Finalizado el régimen colonial, el valle nuevamente fue escindido y declarado espacio de frontera, pero esta vez entre Perú y Bolivia. Esta nueva cartografía trajo aparejado un mayor desarrollo de la explotación minera, guanera y el comercio a ultramar, actividades dentro de las cuales se comprende la mantención de enclaves agrícolas labrados por población indígena tributaria y mestiza. Para esto la mantención de ganado era fundamental, en virtud del desplazamiento de mercancías desde su punto de producción y explotación hacia el Puerto de Cobija, principal zona de embarque de la economía boliviana de aquel entonces.
Sin embargo, no será hasta la apropiación del territorio en cuestión por parte del Estado Chileno mediante la Guerra del Pacífico (1879-1883), que las tierras del valle comenzarán a ser objeto de una intensificación productiva y comercial sin precedentes, aparejado ello de una explosión demográfica de igual carácter, proceso que avanzó a la par del apogeo salitrero en la región.
Este período sin duda constituye el despegue del duradero auge agropecuario experimentado por el valle y sus habitantes, y debe ser considerado a la luz de que, una vez finalizada la Guerra del Pacífico, las oficinas salitreras que operaban en el –ahora– territorio chileno experimentaron un despegue comercial sin precedentes, que las llevaría a convertirse en el monopolio mundial de exportación del nitrato natural. Consecuentemente, la explosión de la demanda salitrera trajo aparejada la intensificación de la agricultura quillagueña, y esto tiene que ver con una dinámica propia del mercado de la tierra del siglo XIX, en donde la economía capitalista volcó para sí a la agricultura local en función de la demanda masiva de mercancías por parte de actividades industriales que, por lo general, eran controladas por capitales europeos y sus socios comerciales locales (Hobsbawm, 2007).
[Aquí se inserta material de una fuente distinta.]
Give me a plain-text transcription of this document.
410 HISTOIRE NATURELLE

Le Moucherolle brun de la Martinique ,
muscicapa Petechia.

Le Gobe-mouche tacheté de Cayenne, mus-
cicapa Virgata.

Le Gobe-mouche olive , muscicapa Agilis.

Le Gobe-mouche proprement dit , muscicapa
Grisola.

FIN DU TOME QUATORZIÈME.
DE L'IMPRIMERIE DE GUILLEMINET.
Sobre lo anterior descansa la interpretación de Eduardo Galeano de que la región salitrera, en particular, se transformó en una factoría británica, y la economía chilena, en general, en un apéndice de la economía inglesa (Galeano, 2005), pues como es de esperarse, aproximadamente un 60% de la industria del salitre estaba controlada por sociedades anónimas asentadas en Londres.
Se puede dar cuenta del aumento demográfico y productivo de Quillagua con datos censales; si en el año 1907 el valle contaba con 114 habitantes, hacia 1920 su población incrementó a 229, y en 1930 a 268, período durante el cual se mantenía una superficie total de 275 hectáreas cultivadas de choclo, alfalfa y diversas hortalizas, en conjunto con cientos de animales de crianza (ovejas, cabras, cerdos, caballos, chanchos, pollos, patos, etc.) cuyo destino eran los mercados formales e informales de la pampa o bien las bocas de las economías domésticas locales.
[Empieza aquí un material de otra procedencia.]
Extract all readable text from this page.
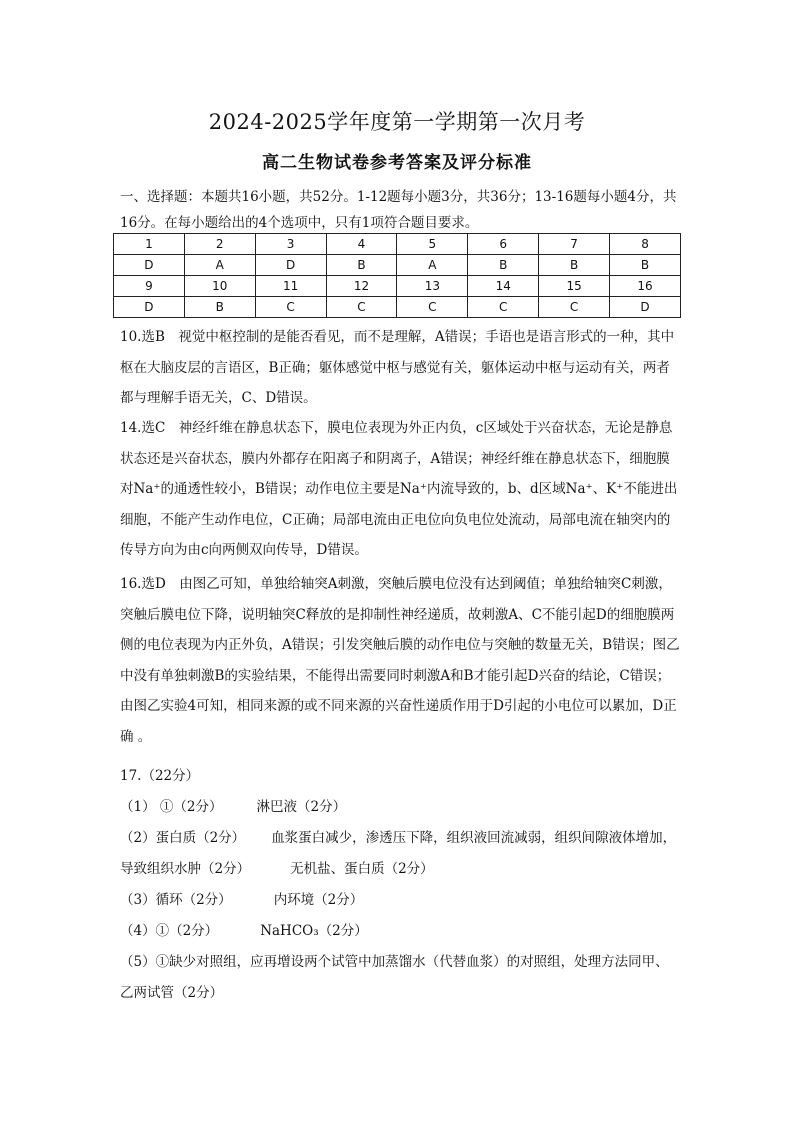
2024-2025学年度第一学期第一次月考
高二生物试卷参考答案及评分标准

一、选择题：本题共16小题，共52分。1-12题每小题3分，共36分；13-16题每小题4分，共16分。在每小题给出的4个选项中，只有1项符合题目要求。

1	2	3	4	5	6	7	8
D	A	D	B	A	B	B	B
9	10	11	12	13	14	15	16
D	B	C	C	C	C	C	D

10.选B　视觉中枢控制的是能否看见，而不是理解，A错误；手语也是语言形式的一种，其中枢在大脑皮层的言语区，B正确；躯体感觉中枢与感觉有关，躯体运动中枢与运动有关，两者都与理解手语无关，C、D错误。

14.选C　神经纤维在静息状态下，膜电位表现为外正内负，c区域处于兴奋状态，无论是静息状态还是兴奋状态，膜内外都存在阳离子和阴离子，A错误；神经纤维在静息状态下，细胞膜对Na⁺的通透性较小，B错误；动作电位主要是Na⁺内流导致的，b、d区域Na⁺、K⁺不能进出细胞，不能产生动作电位，C正确；局部电流由正电位向负电位处流动，局部电流在轴突内的传导方向为由c向两侧双向传导，D错误。

16.选D　由图乙可知，单独给轴突A刺激，突触后膜电位没有达到阈值；单独给轴突C刺激，突触后膜电位下降，说明轴突C释放的是抑制性神经递质，故刺激A、C不能引起D的细胞膜两侧的电位表现为内正外负，A错误；引发突触后膜的动作电位与突触的数量无关，B错误；图乙中没有单独刺激B的实验结果，不能得出需要同时刺激A和B才能引起D兴奋的结论，C错误；由图乙实验4可知，相同来源的或不同来源的兴奋性递质作用于D引起的小电位可以累加，D正确 。

17.（22分）

（1） ①（2分）	淋巴液（2分）

（2）蛋白质（2分） 血浆蛋白减少，渗透压下降，组织液回流减弱，组织间隙液体增加，

导致组织水肿（2分）	无机盐、蛋白质（2分）

（3）循环（2分）	内环境（2分）

（4）①（2分）	NaHCO₃（2分）

（5）①缺少对照组，应再增设两个试管中加蒸馏水（代替血浆）的对照组，处理方法同甲、

乙两试管（2分）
Según se desprende del relato histórico oral local, el valle en su integridad giraba en torno a la producción agropecuaria, orbitando esta en torno a la producción salitrera. Ahora bien, como es de esperarse, no todo necesariamente fue idílico y equilibrado en ese entonces, pues en Quillagua también se gestó una industria local precedida por capital foráneo, que usufructuó de mano de obra barata de trabajadores sin tierra, que con sus propias manos echaban a andar maquinaria manufacturera de alfalfa que previamente era comercializada por pequeños productores locales (quienes constituían el grueso campesino local) a cambio de una “miseria” de sueldo, tal como rememoran algunos de ellos en la actualidad.
Desde la posición comentada, cabría preguntarse qué fue de la economía local una vez que decae la industria salitrera producto de la creación del sustituto sintético del nitrato natural, dentro del contexto de la crisis mundial de la economía capitalista durante el crack de 1929.
Según atestiguan los habitantes de mayor edad, esta crisis mundial pasó desapercibida, a raíz de que la economía quillagueña se sostuvo fundamentalmente del comercio ganadero, agrícola y el autoconsumo de los bienes locales, junto con la extracción de diversos recursos del río Loa, siendo los camarones de río y los pejerreyes los más recordados. A su vez, a raíz del cierre de múltiples oficinas salitreras de la pampa, el grueso de la población obrera debió emigrar a las grandes ciudades en busca de nuevos destinos, lo cual implicó un aumento demográfico urbano sostenido y un derivado despegue de la demanda de carne, del cual se hizo cargo la emergencia de nuevas industrias ganaderas en la zona norte del país, las cuales a su vez se transformarían en las principales figuras demandantes del forraje quillagueño, en conjunto con otros mercados.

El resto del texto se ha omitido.